Salah satu isu penting yang dibahas al-Tabari dalam muqaddimahnya adalah persoalan bahasa al-Quran. Pada masanya, terdapat perdebatan mengenai apakah al-Quran mengandung kata-kata dari bahasa selain Arab. Sebagian ulama berpendapat bahwa terdapat kosakata asing dalam al-Quran, seperti kata-kata yang berasal dari bahasa Habasyah, Persia, atau Romawi.
Al-Tabari secara sistematis membantah pandangan ini dengan membangun argumentasi teologis dan linguistik yang kuat. Ia menegaskan bahwa seluruh al-Quran diturunkan dalam bahasa Arab, sekaligus menjelaskan fenomena kesamaan kosakata antar bahasa dengan prinsip-prinsip linguistik yang dapat diterima.
Prinsip Komunikasi Ilahi
Al-Tabari memulai argumentasinya dengan menetapkan prinsip fundamental tentang cara Allah berkomunikasi dengan makhluk-Nya. Ia menyatakan bahwa Allah, sebagai pemilik hikmah tertinggi, tidak mungkin berkomunikasi dengan cara yang tidak dapat dipahami oleh penerima pesan.

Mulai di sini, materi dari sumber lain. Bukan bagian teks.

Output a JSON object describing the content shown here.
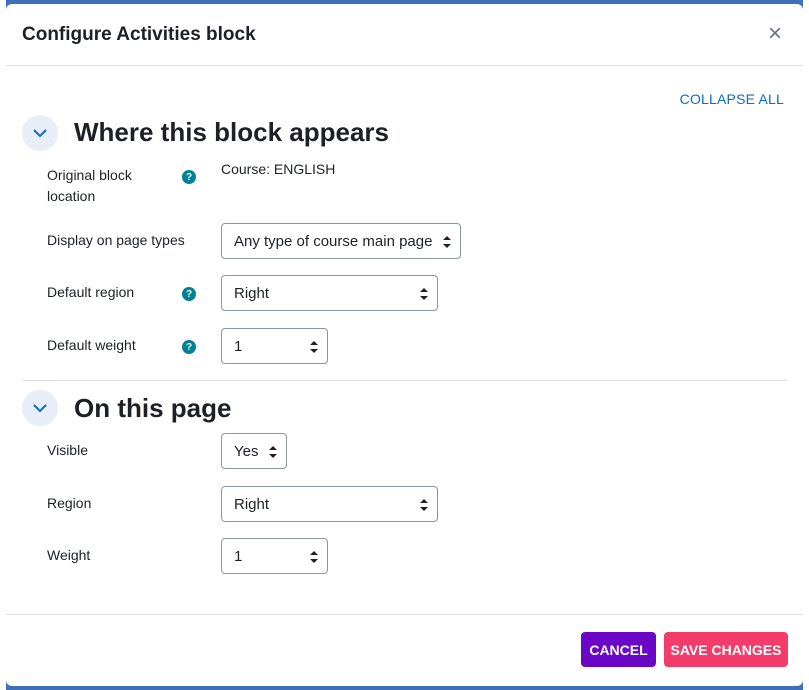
{
  "dialog": {
    "title": "Configure Activities block",
    "close_glyph": "×",
    "collapse_all_label": "COLLAPSE ALL"
  },
  "sections": [
    {
      "title": "Where this block appears",
      "rows": [
        {
          "label": "Original block location",
          "help": true,
          "value": "Course: ENGLISH"
        },
        {
          "label": "Display on page types",
          "help": false,
          "select": "Any type of course main page"
        },
        {
          "label": "Default region",
          "help": true,
          "select": "Right"
        },
        {
          "label": "Default weight",
          "help": true,
          "select": "1"
        }
      ]
    },
    {
      "title": "On this page",
      "rows": [
        {
          "label": "Visible",
          "select": "Yes"
        },
        {
          "label": "Region",
          "select": "Right"
        },
        {
          "label": "Weight",
          "select": "1"
        }
      ]
    }
  ],
  "help_glyph": "?",
  "footer": {
    "cancel_label": "CANCEL",
    "save_label": "SAVE CHANGES"
  },
  "colors": {
    "accent_link": "#0f6cbf",
    "help_icon": "#008196",
    "cancel_button": "#6a06c5",
    "save_button": "#f23d6b",
    "backdrop": "#3f6fb8"
  },
  "icons": [
    "close-icon",
    "chevron-down-icon",
    "question-icon",
    "select-arrows-icon"
  ]
}
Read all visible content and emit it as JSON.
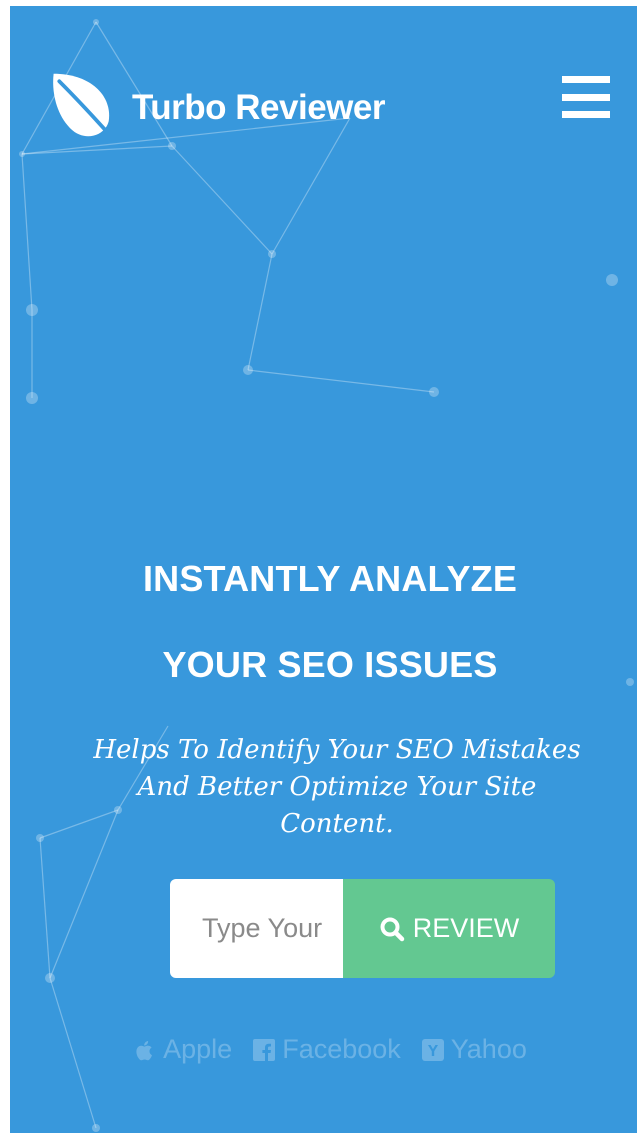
{
  "header": {
    "brand": "Turbo Reviewer",
    "logo_icon": "leaf-icon",
    "menu_icon": "hamburger-icon"
  },
  "hero": {
    "headline_line1": "INSTANTLY ANALYZE",
    "headline_line2": "YOUR SEO ISSUES",
    "tagline_line1": "Helps To Identify Your SEO Mistakes",
    "tagline_line2": "And Better Optimize Your Site",
    "tagline_line3": "Content."
  },
  "search": {
    "placeholder": "Type Your URL",
    "button_label": "REVIEW",
    "button_icon": "search-icon"
  },
  "providers": [
    {
      "label": "Apple",
      "icon": "apple-icon"
    },
    {
      "label": "Facebook",
      "icon": "facebook-icon"
    },
    {
      "label": "Yahoo",
      "icon": "yahoo-icon"
    }
  ],
  "colors": {
    "background": "#3898dc",
    "accent": "#63c891",
    "text": "#ffffff"
  }
}
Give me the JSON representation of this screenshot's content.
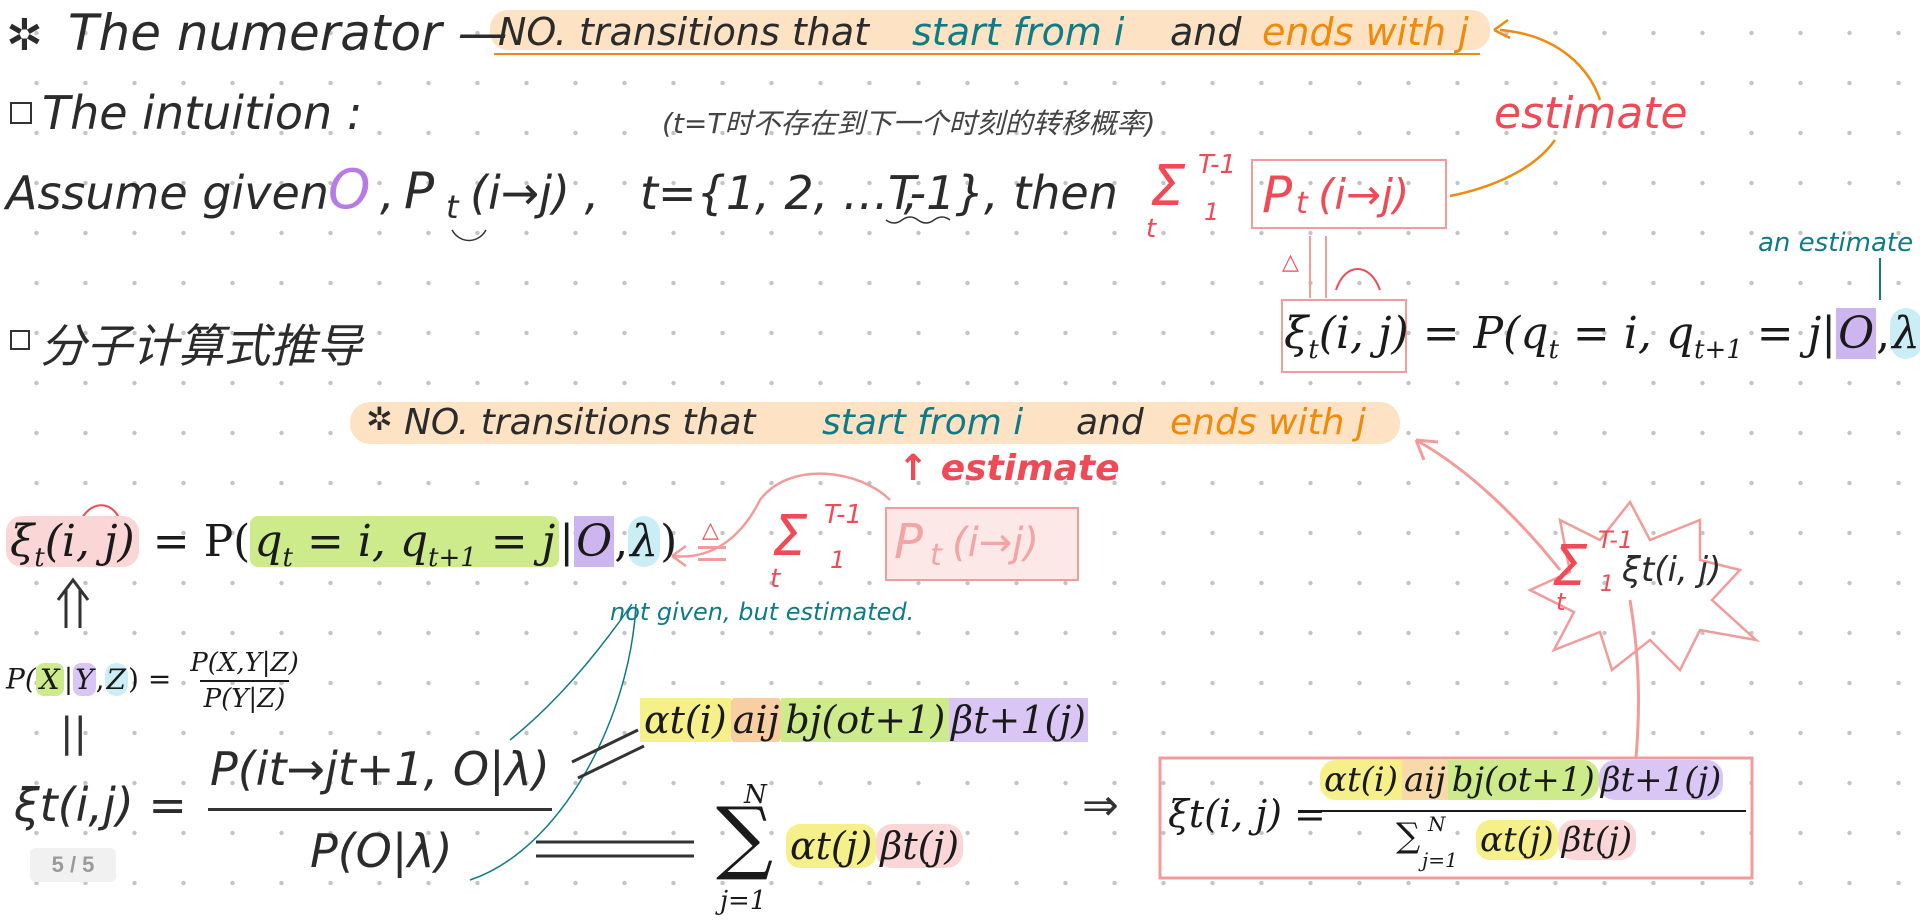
{
  "heading": {
    "prefix": "The numerator —",
    "text_a": "NO. transitions that",
    "text_b": "start from i",
    "text_c": "and",
    "text_d": "ends with j"
  },
  "estimate_label": "estimate",
  "intuition_label": "The intuition :",
  "chinese_note": "(t=T时不存在到下一个时刻的转移概率)",
  "assume": {
    "lead": "Assume given",
    "O": "O",
    "P_term": "P",
    "P_sub": "t",
    "P_arg": "(i→j) ,",
    "t_set": "t={1, 2, … ,",
    "t_last": "T-1}",
    "then": ", then"
  },
  "sum_top": {
    "sigma": "Σ",
    "upper": "T-1",
    "lower_t": "t",
    "lower_1": "1",
    "term": "P",
    "term_sub": "t",
    "term_arg": "(i→j)"
  },
  "def_marker": "△",
  "an_estimate": "an estimate",
  "xi_def": {
    "xi": "ξ",
    "sub": "t",
    "args": "(i, j) = P(q",
    "qt_sub": "t",
    "mid": " = i, q",
    "q1_sub": "t+1",
    "end": " = j|",
    "O": "O",
    "comma": ",",
    "lambda": "λ",
    "close": ")"
  },
  "derivation_label": "分子计算式推导",
  "subheading": {
    "text_a": "NO. transitions that",
    "text_b": "start from i",
    "text_c": "and",
    "text_d": "ends with j"
  },
  "estimate_arrow_label": "↑ estimate",
  "left_xi": {
    "xi": "ξ",
    "sub": "t",
    "args": "(i, j)",
    "eq": "= P(",
    "q_part": "q",
    "qt_sub": "t",
    "q_mid": " = i, q",
    "q1_sub": "t+1",
    "q_end": " = j",
    "bar": "|",
    "O": "O",
    "comma": ",",
    "lambda": "λ",
    "close": ")"
  },
  "not_given_note": "not given, but estimated.",
  "bayes": {
    "lhs": "P(",
    "X": "X",
    "bar": "|",
    "Y": "Y",
    "comma": ",",
    "Z": "Z",
    "close": ") =",
    "num": "P(X,Y|Z)",
    "den": "P(Y|Z)"
  },
  "equals_vertical": "||",
  "xi_frac": {
    "lhs": "ξt(i,j) =",
    "num": "P(it→jt+1, O|λ)",
    "den": "P(O|λ)"
  },
  "numerator_product": {
    "alpha": "αt(i)",
    "a": "aij",
    "b": "bj(ot+1)",
    "beta": "βt+1(j)"
  },
  "denominator_sum": {
    "upper": "N",
    "lower": "j=1",
    "alpha": "αt(j)",
    "beta": "βt(j)"
  },
  "implies": "⇒",
  "final": {
    "lhs": "ξt(i, j) =",
    "num_alpha": "αt(i)",
    "num_a": "aij",
    "num_b": "bj(ot+1)",
    "num_beta": "βt+1(j)",
    "den_sum": "∑",
    "den_upper": "N",
    "den_lower": "j=1",
    "den_alpha": "αt(j)",
    "den_beta": "βt(j)"
  },
  "burst": {
    "upper": "T-1",
    "lower_t": "t",
    "lower_1": "1",
    "term": "ξt(i, j)"
  },
  "page_indicator": "5 / 5",
  "colors": {
    "teal": "#0f7b86",
    "orange": "#f08a0c",
    "red": "#ef4a55",
    "yellow_highlight": "#f6f08a",
    "green_highlight": "#cdeb8b",
    "purple_highlight": "#d9c6f5",
    "cyan_highlight": "#cbeef6",
    "peach_highlight": "#fde3c4"
  }
}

وكان غير مبين منا عن نفسه من خاطب غيره بما لا يفهمه عنه المخاطب – كان معلوما أنه غير جائز أن يخاطب جل ذكره أحدا من خلقه إلا بما يفهمه المخاطب، ولا يرسل إلى أحد منهم رسولا برسالة إلا بلسان وبيان يفهمه المرسل إليه
“Karena seseorang di antara kita tidak dapat menjelaskan dirinya jika ia berbicara kepada orang lain dengan bahasa yang tidak dipahami oleh lawan bicaranya, maka dapat dipastikan bahwa Allah tidak mungkin berbicara kepada seseorang dari makhluk-Nya kecuali dengan bahasa yang dipahami oleh lawan bicara-Nya, dan tidak mengutus kepada salah seorang di antara mereka seorang rasul dengan risalah kecuali dengan lisan dan penjelasan yang dipahami oleh penerima risalah tersebut.“
Al-Tabari kemudian mengutip ayat al-Quran yang mendukung prinsip ini:
وما أرسلنا من رسول إلا بلسان قومه ليبين لهم
“Dan Kami tidak mengutus seorang rasul pun kecuali dengan bahasa kaumnya agar dia dapat menjelaskan kepada mereka.” (QS. Ibrahim: 4)
Dari prinsip ini, al-Tabari menyimpulkan bahwa karena Nabi Muhammad Saw diutus untuk bangsa Arab, maka al-Quran pasti diturunkan dalam bahasa Arab. Al-Quran sendiri menegaskan hal ini dalam beberapa ayat yang dikutip al-Tabari:
إنا أنزلناه قرآنا عربيا لعلكم تعقلون
“Sesungguhnya Kami menurunkannya berupa al-Quran berbahasa Arab agar kamu memahami.” (QS. Yusuf: 2)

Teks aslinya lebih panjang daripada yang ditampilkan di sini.